If you want to know what tax software we’re using, Google my name. I do a good bit of promotional work for them. I get to attend their annual conference for free and yell at various people when we have issues. Our last salesperson joined the FBI witness protection program to get away from me.

We don’t spend multiples of $10,000 more on tax software because we hate profitability. We spend it to make even more money.

For one final example, I have a partnership client who has 40-plus partners and nearly 20 ownership changes each year. In our old software, the ownership changes tied up an employee for a couple of days on data entry and proofing the changes. With our current software, I spend less than an hour importing the data from a worksheet I make the client complete.

The employee who used to do the data entry and proofing now has two more days to prepare returns during tax season. If we assume 90 days in a tax season, we have recovered 2.22 percent of that employee’s tax season productivity. I haven’t lowered the price of the partnership return. That’s how tax seasons are won. I just dropped the microphone, like the annoying Verizon guy in the commercial, but I look much better doing it.

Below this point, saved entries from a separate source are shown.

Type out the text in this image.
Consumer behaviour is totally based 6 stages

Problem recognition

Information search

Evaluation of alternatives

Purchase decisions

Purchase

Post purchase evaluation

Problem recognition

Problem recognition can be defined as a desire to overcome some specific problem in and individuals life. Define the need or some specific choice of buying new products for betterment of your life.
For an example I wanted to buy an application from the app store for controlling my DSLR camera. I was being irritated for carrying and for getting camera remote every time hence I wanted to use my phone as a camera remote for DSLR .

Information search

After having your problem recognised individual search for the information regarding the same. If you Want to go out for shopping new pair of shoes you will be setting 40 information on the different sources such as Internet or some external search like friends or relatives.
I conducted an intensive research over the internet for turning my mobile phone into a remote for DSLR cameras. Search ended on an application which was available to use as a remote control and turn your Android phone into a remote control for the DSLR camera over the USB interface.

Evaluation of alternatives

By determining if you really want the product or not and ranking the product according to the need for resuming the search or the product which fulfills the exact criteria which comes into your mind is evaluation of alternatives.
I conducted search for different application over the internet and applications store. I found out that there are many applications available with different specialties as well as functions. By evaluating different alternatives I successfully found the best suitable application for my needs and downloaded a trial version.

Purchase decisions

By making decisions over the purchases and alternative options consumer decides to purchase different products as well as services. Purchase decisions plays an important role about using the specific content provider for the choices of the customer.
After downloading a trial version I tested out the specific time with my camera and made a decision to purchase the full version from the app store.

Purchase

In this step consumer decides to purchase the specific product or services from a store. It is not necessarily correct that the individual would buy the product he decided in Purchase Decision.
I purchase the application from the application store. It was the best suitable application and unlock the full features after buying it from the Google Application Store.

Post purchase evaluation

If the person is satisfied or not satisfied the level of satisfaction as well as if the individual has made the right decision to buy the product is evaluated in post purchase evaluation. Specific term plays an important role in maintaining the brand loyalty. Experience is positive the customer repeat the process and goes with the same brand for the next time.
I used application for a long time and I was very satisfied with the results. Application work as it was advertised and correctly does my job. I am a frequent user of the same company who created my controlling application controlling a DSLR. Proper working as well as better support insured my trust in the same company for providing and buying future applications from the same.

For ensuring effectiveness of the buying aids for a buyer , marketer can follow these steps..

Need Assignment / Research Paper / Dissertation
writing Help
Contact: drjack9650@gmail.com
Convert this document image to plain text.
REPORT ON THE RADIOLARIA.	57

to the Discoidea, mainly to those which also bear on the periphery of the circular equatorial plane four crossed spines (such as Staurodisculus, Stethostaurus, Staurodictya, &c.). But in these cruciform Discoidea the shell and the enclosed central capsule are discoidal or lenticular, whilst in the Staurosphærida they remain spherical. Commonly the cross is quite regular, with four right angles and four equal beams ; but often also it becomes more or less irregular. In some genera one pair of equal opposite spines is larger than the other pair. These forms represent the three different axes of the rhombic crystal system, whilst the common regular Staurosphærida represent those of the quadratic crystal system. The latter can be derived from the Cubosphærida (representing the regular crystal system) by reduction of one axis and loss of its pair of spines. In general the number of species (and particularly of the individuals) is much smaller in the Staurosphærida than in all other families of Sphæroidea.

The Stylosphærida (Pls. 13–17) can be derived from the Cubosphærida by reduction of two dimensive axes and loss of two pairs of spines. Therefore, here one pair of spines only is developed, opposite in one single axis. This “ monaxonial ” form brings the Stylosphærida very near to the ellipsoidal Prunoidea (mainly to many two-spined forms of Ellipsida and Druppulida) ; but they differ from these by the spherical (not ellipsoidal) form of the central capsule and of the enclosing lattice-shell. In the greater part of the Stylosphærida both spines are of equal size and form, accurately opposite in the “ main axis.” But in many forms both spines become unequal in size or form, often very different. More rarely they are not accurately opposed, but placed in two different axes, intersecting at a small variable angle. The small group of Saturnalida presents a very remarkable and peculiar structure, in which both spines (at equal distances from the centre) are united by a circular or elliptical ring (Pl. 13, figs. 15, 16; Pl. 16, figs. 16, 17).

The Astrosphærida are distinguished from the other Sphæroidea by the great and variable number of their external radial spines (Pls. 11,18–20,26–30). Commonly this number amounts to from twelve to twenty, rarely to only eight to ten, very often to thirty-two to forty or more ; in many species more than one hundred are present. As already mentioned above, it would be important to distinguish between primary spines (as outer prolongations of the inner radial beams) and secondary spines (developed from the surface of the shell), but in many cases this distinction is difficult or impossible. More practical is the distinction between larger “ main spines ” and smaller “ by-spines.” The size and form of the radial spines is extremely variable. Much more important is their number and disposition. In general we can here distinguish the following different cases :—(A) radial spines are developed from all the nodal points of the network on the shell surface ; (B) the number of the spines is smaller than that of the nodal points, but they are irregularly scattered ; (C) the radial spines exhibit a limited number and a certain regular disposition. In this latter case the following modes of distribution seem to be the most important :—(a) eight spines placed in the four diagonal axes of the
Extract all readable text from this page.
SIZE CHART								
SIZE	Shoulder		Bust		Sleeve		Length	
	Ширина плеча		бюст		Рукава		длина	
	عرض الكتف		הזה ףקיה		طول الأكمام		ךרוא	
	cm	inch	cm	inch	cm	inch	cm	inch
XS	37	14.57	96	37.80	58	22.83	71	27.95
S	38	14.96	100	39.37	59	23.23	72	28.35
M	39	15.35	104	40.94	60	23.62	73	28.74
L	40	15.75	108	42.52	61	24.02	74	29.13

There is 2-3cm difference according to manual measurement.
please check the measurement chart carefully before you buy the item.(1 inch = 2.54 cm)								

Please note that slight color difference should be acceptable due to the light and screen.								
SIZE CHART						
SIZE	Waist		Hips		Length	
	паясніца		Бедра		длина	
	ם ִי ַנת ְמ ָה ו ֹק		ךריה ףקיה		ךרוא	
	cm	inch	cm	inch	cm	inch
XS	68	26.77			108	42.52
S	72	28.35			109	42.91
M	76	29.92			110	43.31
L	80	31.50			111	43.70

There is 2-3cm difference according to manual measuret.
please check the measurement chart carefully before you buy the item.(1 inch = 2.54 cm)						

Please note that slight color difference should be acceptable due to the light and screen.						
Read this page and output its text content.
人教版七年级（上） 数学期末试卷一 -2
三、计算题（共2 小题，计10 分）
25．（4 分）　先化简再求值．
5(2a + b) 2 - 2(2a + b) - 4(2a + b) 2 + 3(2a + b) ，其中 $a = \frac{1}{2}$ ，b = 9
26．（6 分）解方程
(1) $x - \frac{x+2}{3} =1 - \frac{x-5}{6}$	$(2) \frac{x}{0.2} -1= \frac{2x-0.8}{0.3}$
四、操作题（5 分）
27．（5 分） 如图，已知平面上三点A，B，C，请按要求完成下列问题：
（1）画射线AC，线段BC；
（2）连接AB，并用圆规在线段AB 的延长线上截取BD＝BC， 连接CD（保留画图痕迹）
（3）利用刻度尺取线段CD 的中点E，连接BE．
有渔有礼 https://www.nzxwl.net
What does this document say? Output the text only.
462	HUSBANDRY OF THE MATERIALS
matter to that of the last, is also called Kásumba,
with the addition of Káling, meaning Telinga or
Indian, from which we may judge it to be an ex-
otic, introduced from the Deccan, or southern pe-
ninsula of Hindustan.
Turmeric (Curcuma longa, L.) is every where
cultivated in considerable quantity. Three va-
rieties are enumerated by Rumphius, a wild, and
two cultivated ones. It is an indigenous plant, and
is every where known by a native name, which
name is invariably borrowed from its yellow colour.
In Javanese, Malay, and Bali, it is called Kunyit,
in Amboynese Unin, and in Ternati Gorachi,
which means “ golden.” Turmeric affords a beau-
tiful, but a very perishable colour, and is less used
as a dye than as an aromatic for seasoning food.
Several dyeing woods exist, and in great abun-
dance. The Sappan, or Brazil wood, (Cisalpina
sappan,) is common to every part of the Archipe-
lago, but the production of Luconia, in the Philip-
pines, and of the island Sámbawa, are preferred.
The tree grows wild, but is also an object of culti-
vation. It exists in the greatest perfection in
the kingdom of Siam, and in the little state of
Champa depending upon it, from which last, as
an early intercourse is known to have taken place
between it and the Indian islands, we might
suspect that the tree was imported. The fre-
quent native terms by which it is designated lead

Here’s one last thought about being the chief strategist. When your practice was young, you substituted time for money. You didn’t have money, so you spent extra time accomplishing tasks that could have been made easier by spending a few extra bucks.

Now that your practice has grown, you will substitute money for time. You are at this stage, or you wouldn’t be reading this article. You don’t have any more time. So you must spend some money to make more money. A well spent dollar either increases profitability or makes your life easier and more enjoyable. Approach all spending with this mindset.